ARL News

Gulf Coast Mercury Research

April 25, 2007

The area surrounding ARL’s mercury site in the Grand Bay National Estuarine Research Reserve in Mississippi underwent a prescribed burn on March 12. The landscape is termed “Savanna Pine” and consists of grasses, low shrubs, and evergreen trees. The burn affected primarily the grasses, shrubs, and small trees (< 2m). The fire came within 50 m of the mercury measurements at its closest approach around noon. Prior to the burn, the decision was made to keep the mercury speciation system operating unless smoke was visible around the sensor inlet. The site operator, Mr. Jake Walker, never observed visible smoke at the sensor inlet; therefore, the sampling was never halted. The controlled burn started at 9:15 am and continued sporadically until roughly 8:00 pm. The wind was light and variable from the west and south putting the mercury site generally downwind. System glassware and filters were changed the following day.

Our Tekran mercury sensor suite pulls ambient air for 1 hour through a front-end denuder and a filter system. These collect, respectively, reactive gaseous mercury (RGM) and fine particulate mercury (FPM). The mercury remaining in the air stream is gaseous elemental mercury (GEM) which is analyzed in continuous 5-min blocks. During RGM/FPM analysis, the ambient sampling is interrupted for 1 hour while the system is first flushed with mercury-free air then sequentially heated and cooled. The system thus samples 1 hour every 2, providing twelve 5-min averages of GEM concentration over each sampled hour along with a 1-hr average each of RGM and FPM. During the burn, six 1-hr samples were collected providing a rare dataset during an actual burn event.

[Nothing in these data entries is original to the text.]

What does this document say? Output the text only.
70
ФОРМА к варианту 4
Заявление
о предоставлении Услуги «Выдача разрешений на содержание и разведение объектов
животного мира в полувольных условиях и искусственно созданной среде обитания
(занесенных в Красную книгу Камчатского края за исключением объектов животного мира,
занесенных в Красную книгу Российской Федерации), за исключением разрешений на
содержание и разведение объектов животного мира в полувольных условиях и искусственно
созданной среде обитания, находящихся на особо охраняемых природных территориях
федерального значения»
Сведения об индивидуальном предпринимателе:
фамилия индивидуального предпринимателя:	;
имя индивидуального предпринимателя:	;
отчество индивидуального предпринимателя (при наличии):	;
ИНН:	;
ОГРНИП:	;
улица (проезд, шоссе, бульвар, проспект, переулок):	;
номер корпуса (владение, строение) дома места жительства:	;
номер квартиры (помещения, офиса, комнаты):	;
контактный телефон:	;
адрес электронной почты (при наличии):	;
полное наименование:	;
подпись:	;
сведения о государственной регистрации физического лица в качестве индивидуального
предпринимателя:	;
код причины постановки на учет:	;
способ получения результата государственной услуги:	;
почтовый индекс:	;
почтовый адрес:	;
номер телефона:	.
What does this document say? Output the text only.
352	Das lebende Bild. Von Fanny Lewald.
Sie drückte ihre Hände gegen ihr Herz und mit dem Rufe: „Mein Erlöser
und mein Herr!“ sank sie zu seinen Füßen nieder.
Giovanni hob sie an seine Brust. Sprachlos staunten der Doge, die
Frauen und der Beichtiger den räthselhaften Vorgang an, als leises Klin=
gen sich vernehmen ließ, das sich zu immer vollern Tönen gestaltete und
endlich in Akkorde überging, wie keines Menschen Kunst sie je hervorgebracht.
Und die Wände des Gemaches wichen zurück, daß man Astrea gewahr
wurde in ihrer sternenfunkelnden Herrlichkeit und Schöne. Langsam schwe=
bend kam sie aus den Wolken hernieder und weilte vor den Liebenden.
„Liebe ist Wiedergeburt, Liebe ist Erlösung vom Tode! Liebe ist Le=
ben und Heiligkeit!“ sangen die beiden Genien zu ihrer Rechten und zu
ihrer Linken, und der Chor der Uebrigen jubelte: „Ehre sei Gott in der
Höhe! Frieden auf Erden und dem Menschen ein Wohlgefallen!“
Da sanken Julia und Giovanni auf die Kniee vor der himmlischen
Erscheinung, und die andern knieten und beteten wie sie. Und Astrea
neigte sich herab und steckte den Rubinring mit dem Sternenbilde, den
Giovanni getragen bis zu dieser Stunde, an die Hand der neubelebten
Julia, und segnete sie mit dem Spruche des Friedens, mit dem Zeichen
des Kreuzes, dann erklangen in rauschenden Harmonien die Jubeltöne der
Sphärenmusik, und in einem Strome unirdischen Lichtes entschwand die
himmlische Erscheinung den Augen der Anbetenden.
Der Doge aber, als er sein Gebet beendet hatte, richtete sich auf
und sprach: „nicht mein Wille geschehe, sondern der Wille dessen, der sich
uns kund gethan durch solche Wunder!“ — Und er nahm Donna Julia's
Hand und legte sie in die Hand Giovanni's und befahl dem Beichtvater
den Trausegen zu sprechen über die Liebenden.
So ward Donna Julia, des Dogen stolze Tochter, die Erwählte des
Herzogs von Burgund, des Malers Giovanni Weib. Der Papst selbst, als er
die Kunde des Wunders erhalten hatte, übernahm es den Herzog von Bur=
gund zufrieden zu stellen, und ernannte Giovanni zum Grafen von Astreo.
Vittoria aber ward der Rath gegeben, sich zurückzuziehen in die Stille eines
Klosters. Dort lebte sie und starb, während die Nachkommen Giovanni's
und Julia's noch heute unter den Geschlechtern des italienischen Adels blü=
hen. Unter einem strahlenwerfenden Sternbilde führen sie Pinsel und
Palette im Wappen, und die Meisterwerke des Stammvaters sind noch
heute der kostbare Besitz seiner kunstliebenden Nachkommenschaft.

Recent studies have indicated that wildfires and prescribed burns in the U.S. emit roughly 50 tons of mercury annually, comparable to the total mercury emissions from all U.S. coal-fired power plants. The combustion of litter and green vegetation is thought to release essentially all stored mercury. Laboratory studies have suggested that the mercury is emitted predominately as GEM (> 95%) with trace amounts of FPM and no detectable RGM (Friedli et al. 2001, Science). At Grand Bay half the sampling periods reported GEM portions below 95% and readily detectable RGM in portions from 1.8% to 6.3%. The presence of a nontrivial portion of RGM, a species with a lifetime of only hours in near-surface air, suggests local “hotspots” of mercury deposition.